然し乍ら原判決は本件事実に付て明瞭に之を単純横領とし、その刑責も懲役一年六月を科しており、本件ドラム罐が遺失物であることは全く之を否定しているのである。果して前陳下板橋山林内に存在した本件ドラム罐とは之を法律上如何に解釈すべきであるか。原判決判示の事実に於て、前記ドラム罐百数十本に対する占有権の転移過程は本件横領罪の成否に関するだけに、弁護人は右「存在した」との文言の解釈に甚しく迷うのである。而して原判決は右山林内に存在した本件ドラム罐百数十本が如何にして適法に被告人の保管に移転した(或は取得した)かの点に付ても甚しく明瞭を欠いている。殊に前述保管命令は、何等法令の根拠に基かないで設立された第一復員省終戦残存物資調査会の一調査員より発せられたに過ぎないものであつて、斯かる命令が如何にして被告人の本件保管行為を合法ならしめるかの点に付いては毫も之に触れるところがない。単に右「存在した」との文言だけでは本件物件に対する被告人の占有関係と足尾鉱業所との占有関係とは之が如何なる関係にあつたか全く窺知することが出来ないのである。尤も右の点に付ては次の如く謂うかも知れない。即ち原判決は本件物件が足尾鉱業所の所有に属し、而して之が被告人の保管に係るものであることを判示しているのであるから、横領罪の判示には何等欠くるところはないのではないかと。成る程、原判決は、形式的にはその要件を充していると謂い得るであろう。然しながら本件にあつては、足尾鉱業所(所有者)と被告人(占有者)との間には法律上何等の関聯が見出されないのである。換言すれば被告人の本件物件に対する占有権取得の根拠が判明しないのである。却て、判示事実に依れば「……軽信し……企て……法令の根拠に基かないで……」とあつて被告人の本件物件に対する保管行為は違法行為であることを疑わしめるに充分であり、従つて前述の如く、本件横領は成立せざるかの疑がある本件にあつて、足尾鉱業所が判示物件に対し如何なる占有関係にあつたか、而して被告人の占有関係は之と如何なる関係にあつたかは、本件横領罪成否に関するものであつて判文上不可欠の要点であると謂わねばならない。

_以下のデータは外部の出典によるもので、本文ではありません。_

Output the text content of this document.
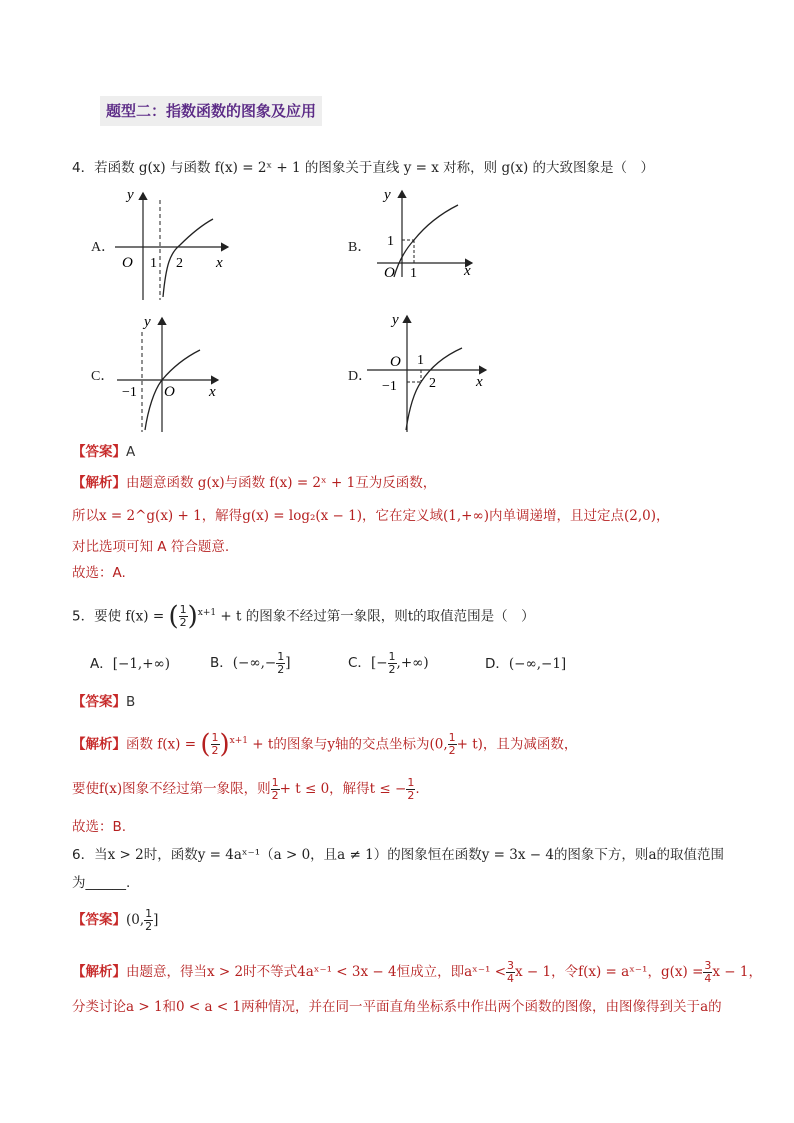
题型二：指数函数的图象及应用
4．若函数 g(x) 与函数 f(x) = 2ˣ + 1 的图象关于直线 y = x 对称，则 g(x) 的大致图象是（　）
A．	B．
C．	D．
y
x
O 1 2
y
x
O
1
1
y
x
O
−1
y
x
O 1
2
−1
【答案】A
【解析】由题意函数 g(x)与函数 f(x) = 2ˣ + 1互为反函数，
所以x = 2^g(x) + 1，解得g(x) = log₂(x − 1)，它在定义域(1,+∞)内单调递增，且过定点(2,0)，
对比选项可知 A 符合题意.
故选：A.
5．要使 f(x) = ( $\frac{1}{2} )^{x+1} + t$ 的图象不经过第一象限，则t的取值范围是（　）
A．[−1,+∞)	B．(−∞,− $\frac{1}{2}$ ]	C．[− $\frac{1}{2}$ ,+∞)	D．(−∞,−1]
【答案】B
【解析】函数 f(x) = ( $\frac{1}{2} )^{x+1} + t$的图象与y轴的交点坐标为(0, $\frac{1}{2} + t$)，且为减函数，
要使f(x)图象不经过第一象限，则 $\frac{1}{2} + t \le 0$，解得t ≤ − $\frac{1}{2}$ .
故选：B.
6．当x > 2时，函数y = 4aˣ⁻¹（a > 0，且a ≠ 1）的图象恒在函数y = 3x − 4的图象下方，则a的取值范围
为______.
【答案】(0, $\frac{1}{2}$ ]
【解析】由题意，得当x > 2时不等式4aˣ⁻¹ < 3x − 4恒成立，即aˣ⁻¹ < $\frac{3}{4}$ x − 1，令f(x) = aˣ⁻¹，$g(x) = \frac{3}{4}$ x − 1，
分类讨论a > 1和0 < a < 1两种情况，并在同一平面直角坐标系中作出两个函数的图像，由图像得到关于a的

斯くて原判決の判示事実に依つては前陳の如き疑問百出して、遂に被告人の判示行為が単純横領罪に該当するか、遺失物横領罪に該当するか、或は窃盜罪に該当するか、更に右孰れにも該当することなくして他罪に該当するか、或は全然無罪を以て論すべきに非ざるか輒く之が去就を決することが出来ないのである。

記録編綴の前上告裁判所である御庁第十一刑事部の昭和二十三年六月四日附判決にも、その理由に於て「-被告人に命ぜられた右物件の判示保管と右物件に対する星野峰松の判示保管とは如何なる関係にあるかに付ては明白に説示せられていない-」と判示して、被告人の本件物件に対する占有関係と足尾鉱業所の占有関係とが如何なる関係にあつたか之を説示しなければ本件横領罪の成否が不明となるし、原審に対し判文上之が明示を要請しているのに拘らず、原審は全くその事を無視したものであつて、上級審の裁判の拘束力を規定する裁判所法第四条の規定にも明かに違反しているものと言うべきである。

之を要するに原判決は、被告人の本件ドラム罐保管行為と足尾鉱業所のそれとは如何なる関係にあるのか、従つて、被告人は如何にして適法に本件保管行為を為すに至つたのか、又前記高田格の保管命令が如何にして被告人の本件保管行為を適法ならしめるのか、之等の点に付て甚しい理由不備の違法があり、且甚しい杜撰な判決であると断ぜざるを得ない。吾人の法律常識を以てしては到底原判決理由を理解することが出来ないのである。

是れ原判決が当然破毀せられるべきものと確信する所以である。